As the Los Angeles real estate market improves and investing heats up, investors are increasingly looking for creative ways to maximize profits and cash flow. Subsequently, they are scooping up homes they may not have 3 years ago. Every house has the potential to make money with the right improvements. However, unpermitted improvements can result in a lot of trouble for investors.
Sometimes this involves acquiring properties with illegal improvements. In other cases, some investors are getting too creative and are making unpermitted additions to homes. Both scenarios can result in serious complications and expensive issues that are extremely counterproductive.

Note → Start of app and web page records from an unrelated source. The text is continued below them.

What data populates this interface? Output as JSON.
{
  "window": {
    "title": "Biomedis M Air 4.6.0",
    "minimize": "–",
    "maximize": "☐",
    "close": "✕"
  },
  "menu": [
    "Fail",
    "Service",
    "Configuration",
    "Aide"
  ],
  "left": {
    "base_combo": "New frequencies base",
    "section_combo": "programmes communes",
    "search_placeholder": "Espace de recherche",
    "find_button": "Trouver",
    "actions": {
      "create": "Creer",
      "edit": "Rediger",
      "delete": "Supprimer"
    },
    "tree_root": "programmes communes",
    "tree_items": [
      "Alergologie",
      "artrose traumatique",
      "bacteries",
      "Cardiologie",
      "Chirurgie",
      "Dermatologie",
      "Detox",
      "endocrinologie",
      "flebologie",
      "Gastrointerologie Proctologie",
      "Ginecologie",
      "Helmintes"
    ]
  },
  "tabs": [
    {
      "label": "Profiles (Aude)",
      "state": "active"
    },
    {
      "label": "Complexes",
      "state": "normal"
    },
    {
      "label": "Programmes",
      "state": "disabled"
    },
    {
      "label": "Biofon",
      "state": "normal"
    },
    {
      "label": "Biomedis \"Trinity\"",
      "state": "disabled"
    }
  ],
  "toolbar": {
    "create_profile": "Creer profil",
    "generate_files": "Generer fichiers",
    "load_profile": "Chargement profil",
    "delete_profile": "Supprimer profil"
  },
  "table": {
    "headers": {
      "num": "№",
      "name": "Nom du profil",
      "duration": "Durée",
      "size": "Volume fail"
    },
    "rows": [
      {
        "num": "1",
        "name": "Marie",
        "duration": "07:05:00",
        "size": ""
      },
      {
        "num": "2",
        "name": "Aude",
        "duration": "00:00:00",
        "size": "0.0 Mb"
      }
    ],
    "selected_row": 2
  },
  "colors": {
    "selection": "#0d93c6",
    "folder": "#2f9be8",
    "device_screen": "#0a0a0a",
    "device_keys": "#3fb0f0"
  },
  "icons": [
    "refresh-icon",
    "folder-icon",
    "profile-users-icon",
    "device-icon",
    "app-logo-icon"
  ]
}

Unless those involved with real estate investing in San Diego, CA are careful not to buy homes with unpermitted work, they could quickly find themselves running into a variety of threats including:
1. Blocked From Financing
If you are in contract to buy a home with money in escrow, unpermitted improvements can prevent financing from being obtained, reducing liquidity and causing financial loss.
2. Fines & Penalties
Whether you were the owner at the time illegal work was done or not; it’s now on you. That means code violations, fines and penalties. In some municipalities, this has resulted in $1,000 a day fines totaling tens of thousands of dollars. This can even force some into foreclosure.
3. Not Being Able To Sell
Once owned, these properties can also essentially become dead weight and unsalable due to the next round of potential buyers being unable to obtain financing or title insurance on them.
As one San Diego County real estate investing firm just found out, actively engaging in these activities can trash reputation and lead to whole communities petitioning against them being able to buy, build or renovate homes. This just happened to a firm investing in Oceanside, Encinitas and Carlsbad after they were found adding illegal rental units to properties to boost cash flow.